Kids today don’t watch network television. They don’t listen to radio. They don’t read newspapers. They pay no heed to experts. It’s not because of a lack of concern; it’s because of a lack of trust.

If you can’t understand why, try your own reality check.

Do you trust an economist to be able to tell you what’s going to happen tomorrow?

Has your financial advisor been the source of sound advice?

Are our politicians engaging in discourses that reflect their constituents as well as the common good?

Have historians been accurate about recording a balanced chronicle of human affairs?

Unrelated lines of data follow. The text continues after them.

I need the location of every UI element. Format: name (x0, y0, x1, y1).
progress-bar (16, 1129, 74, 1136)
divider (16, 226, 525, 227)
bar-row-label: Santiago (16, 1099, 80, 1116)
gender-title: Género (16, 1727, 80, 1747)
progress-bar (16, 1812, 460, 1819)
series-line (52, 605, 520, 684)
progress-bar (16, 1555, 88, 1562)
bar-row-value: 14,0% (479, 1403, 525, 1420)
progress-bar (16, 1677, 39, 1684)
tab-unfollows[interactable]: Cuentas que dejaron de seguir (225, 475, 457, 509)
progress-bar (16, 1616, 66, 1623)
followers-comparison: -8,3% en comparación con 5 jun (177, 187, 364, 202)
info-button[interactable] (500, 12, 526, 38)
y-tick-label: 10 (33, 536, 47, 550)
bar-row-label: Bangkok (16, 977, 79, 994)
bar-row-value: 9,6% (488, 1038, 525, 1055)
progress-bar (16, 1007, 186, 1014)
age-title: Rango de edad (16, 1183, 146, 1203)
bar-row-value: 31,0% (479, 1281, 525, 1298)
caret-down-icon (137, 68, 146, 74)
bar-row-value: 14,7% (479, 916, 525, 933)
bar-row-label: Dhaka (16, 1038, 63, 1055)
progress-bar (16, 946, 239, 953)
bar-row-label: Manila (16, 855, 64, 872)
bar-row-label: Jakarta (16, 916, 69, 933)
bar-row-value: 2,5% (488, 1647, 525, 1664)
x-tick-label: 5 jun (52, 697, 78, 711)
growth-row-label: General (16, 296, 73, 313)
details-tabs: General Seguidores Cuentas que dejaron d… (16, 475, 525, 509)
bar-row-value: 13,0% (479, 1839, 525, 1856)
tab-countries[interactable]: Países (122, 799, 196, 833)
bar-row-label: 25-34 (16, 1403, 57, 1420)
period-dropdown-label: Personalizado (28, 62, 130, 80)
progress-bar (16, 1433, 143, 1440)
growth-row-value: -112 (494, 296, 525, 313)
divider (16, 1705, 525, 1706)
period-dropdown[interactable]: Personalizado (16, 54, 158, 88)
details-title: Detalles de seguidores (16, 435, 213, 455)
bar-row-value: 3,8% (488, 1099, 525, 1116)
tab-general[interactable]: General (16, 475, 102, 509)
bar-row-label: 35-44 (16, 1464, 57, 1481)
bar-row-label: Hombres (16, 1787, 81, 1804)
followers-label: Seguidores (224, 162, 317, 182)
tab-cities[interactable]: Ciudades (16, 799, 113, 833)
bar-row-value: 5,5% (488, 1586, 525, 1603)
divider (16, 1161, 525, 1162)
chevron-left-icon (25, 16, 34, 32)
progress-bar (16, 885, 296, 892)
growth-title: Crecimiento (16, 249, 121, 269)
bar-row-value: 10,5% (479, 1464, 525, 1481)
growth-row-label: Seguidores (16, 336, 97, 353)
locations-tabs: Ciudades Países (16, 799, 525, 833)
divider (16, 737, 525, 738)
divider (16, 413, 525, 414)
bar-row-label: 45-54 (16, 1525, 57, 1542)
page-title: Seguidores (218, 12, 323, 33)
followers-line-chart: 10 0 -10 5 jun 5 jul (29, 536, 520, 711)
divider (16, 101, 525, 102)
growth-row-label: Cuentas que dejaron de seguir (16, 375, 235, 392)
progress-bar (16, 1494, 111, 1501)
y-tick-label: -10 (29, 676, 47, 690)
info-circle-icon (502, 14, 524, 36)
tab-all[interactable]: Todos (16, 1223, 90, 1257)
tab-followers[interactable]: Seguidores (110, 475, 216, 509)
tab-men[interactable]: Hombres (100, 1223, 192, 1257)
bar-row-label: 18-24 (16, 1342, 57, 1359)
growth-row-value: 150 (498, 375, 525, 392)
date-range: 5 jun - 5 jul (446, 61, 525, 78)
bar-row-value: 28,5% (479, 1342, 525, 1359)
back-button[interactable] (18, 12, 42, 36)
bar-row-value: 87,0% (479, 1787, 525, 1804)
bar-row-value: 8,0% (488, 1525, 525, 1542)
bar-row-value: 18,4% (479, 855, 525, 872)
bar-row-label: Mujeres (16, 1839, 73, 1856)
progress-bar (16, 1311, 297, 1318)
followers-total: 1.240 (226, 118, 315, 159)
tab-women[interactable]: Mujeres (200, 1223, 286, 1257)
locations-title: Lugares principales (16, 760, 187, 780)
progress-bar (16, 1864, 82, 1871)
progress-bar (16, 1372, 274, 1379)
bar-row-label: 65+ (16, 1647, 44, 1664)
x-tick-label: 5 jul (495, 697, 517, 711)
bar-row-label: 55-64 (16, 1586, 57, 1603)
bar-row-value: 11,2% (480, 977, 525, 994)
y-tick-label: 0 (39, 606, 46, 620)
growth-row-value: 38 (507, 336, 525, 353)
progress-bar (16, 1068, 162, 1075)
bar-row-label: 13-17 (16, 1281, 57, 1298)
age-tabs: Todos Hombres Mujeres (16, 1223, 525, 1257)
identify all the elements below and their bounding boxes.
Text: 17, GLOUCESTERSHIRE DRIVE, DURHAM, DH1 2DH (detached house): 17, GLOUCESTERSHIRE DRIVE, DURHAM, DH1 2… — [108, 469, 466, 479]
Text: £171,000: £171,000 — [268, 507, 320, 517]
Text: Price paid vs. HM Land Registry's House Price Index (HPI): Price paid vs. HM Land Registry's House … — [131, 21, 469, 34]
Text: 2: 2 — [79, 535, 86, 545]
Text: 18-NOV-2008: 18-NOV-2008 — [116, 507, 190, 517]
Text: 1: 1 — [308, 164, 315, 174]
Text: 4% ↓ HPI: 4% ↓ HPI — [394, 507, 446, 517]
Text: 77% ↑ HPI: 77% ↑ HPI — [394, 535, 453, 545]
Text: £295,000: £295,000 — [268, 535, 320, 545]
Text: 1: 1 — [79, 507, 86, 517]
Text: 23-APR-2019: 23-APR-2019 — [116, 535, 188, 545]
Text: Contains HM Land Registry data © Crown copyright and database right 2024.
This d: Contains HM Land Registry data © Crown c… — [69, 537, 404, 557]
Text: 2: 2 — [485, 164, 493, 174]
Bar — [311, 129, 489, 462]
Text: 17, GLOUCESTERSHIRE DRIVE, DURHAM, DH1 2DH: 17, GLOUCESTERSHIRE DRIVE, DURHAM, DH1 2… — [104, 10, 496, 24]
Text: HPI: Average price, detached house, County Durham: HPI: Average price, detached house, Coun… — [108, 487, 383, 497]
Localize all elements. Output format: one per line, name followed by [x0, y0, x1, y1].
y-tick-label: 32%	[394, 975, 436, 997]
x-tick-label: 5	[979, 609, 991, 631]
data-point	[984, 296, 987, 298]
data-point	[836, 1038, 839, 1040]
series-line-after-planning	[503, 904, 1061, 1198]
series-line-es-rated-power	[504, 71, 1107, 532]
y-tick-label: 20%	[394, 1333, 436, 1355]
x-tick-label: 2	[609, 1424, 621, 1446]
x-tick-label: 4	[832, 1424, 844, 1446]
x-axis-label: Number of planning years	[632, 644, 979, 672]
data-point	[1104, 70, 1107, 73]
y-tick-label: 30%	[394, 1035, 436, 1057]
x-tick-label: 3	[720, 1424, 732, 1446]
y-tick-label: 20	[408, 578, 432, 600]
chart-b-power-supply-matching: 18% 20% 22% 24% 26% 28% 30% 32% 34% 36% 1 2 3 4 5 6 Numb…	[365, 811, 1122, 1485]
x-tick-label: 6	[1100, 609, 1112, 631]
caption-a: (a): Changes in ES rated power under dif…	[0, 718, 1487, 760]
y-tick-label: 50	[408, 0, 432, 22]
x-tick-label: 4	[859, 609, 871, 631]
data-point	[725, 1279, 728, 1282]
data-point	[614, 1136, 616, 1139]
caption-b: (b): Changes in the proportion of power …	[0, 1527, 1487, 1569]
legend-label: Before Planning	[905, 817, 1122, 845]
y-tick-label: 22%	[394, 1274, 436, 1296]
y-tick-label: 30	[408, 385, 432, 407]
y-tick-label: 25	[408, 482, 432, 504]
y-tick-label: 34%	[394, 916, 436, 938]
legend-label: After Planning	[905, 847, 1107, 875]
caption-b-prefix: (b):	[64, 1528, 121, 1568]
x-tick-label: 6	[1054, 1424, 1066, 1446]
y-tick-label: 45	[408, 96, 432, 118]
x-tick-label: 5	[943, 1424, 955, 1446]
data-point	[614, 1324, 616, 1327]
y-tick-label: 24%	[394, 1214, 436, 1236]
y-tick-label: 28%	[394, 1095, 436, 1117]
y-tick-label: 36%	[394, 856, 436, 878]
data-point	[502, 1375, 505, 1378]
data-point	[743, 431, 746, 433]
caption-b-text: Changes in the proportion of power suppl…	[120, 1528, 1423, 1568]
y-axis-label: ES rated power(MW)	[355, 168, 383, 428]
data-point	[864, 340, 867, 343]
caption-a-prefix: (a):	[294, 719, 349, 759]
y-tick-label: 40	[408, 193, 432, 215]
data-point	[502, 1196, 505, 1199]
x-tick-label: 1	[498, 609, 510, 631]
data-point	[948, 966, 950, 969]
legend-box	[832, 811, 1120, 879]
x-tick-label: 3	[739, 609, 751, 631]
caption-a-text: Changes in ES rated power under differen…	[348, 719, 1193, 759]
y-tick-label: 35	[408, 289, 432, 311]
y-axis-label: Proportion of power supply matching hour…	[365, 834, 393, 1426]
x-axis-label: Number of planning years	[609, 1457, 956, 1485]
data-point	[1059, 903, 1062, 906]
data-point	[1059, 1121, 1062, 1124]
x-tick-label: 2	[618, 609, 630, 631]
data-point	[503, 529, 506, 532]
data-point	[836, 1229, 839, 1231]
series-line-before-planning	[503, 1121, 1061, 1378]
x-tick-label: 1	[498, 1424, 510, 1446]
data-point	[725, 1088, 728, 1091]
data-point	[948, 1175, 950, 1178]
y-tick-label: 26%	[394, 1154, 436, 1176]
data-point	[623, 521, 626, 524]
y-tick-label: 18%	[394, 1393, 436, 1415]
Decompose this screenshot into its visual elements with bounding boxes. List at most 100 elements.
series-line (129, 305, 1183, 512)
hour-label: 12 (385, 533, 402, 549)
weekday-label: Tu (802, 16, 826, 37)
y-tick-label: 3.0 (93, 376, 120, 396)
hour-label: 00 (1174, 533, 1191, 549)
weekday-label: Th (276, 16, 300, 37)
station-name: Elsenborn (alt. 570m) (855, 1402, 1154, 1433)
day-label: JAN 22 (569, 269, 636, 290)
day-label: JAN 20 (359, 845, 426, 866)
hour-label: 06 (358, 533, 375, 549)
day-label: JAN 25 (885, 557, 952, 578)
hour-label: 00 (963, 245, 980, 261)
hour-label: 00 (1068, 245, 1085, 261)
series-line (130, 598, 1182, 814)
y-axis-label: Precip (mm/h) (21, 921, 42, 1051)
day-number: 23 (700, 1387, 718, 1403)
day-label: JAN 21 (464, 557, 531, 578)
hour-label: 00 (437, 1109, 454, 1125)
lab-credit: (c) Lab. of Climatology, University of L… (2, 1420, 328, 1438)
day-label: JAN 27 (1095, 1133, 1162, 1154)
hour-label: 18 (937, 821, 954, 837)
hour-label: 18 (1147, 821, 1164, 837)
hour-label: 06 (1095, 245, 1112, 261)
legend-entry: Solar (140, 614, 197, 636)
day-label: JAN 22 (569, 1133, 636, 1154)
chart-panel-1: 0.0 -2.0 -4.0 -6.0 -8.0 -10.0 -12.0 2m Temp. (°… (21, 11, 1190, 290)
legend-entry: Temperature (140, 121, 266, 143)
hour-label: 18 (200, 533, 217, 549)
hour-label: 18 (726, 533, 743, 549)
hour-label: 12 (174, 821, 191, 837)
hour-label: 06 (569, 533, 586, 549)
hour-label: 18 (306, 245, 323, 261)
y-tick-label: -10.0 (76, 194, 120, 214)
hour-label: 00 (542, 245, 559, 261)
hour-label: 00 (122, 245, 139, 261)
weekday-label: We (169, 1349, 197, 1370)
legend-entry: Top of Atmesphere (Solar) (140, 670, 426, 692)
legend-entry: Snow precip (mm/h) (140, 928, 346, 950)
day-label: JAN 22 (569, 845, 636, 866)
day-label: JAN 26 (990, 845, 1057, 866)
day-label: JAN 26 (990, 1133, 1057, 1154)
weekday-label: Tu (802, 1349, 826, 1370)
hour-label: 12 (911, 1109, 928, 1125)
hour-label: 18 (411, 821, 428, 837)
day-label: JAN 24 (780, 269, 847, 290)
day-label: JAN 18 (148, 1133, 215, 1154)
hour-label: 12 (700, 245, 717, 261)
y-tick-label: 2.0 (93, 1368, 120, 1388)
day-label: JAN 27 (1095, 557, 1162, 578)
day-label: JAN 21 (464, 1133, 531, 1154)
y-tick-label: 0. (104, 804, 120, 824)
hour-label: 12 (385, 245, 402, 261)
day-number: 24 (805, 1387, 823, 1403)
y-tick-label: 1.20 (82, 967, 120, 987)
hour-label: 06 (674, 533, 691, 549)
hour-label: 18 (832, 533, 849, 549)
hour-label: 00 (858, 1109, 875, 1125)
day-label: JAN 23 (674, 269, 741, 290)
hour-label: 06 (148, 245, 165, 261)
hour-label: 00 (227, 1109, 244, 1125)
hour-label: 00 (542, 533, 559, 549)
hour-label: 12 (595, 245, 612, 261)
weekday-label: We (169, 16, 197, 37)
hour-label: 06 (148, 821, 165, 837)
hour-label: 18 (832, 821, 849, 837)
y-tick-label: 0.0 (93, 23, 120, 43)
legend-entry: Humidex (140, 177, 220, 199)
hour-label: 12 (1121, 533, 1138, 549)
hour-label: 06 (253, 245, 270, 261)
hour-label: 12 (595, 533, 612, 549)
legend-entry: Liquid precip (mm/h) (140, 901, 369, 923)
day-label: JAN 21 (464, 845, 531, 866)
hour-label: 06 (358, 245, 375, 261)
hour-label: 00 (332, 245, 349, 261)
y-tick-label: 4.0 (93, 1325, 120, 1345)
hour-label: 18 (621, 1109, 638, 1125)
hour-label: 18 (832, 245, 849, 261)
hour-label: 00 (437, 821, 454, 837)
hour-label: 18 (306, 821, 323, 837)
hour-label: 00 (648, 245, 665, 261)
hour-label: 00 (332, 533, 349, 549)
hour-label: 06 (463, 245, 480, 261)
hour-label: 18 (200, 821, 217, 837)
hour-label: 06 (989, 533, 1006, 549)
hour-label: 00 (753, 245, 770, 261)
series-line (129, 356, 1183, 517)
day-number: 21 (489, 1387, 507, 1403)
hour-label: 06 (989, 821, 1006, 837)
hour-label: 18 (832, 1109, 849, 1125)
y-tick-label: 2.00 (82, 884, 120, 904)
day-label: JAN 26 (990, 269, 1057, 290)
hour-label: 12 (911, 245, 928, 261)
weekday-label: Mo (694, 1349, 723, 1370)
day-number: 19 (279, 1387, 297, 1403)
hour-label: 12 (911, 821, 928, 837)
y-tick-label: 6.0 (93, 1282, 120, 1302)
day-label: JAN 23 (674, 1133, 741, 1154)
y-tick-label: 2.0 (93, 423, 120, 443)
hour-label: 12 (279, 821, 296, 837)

Given this state of affairs, is it not natural that a younger generation is dabbling in a new culture where each individual has a greater hand in disseminating, digesting and sharing information and entertainment and opinion on the fly? Can the crowd really be more stupid than our experts?

So topics trend on Twitter, videos go viral on YouTube and, somewhere in this daily dust cloud, what we call high culture has and will continue to have a place, as long as those people who are passionate about visual art, literature, theatre and music remain actively engaged.

How can classical music not survive?

No one needs to be told that a Mozart opera is beautiful, because it simply is, just like Beethoven’s Rasumovsky quartets are, and like a Chopin Nocturne always will be.

Our problem is that adapting to change is so difficult. It’s messy, and we can’t predict the outcome.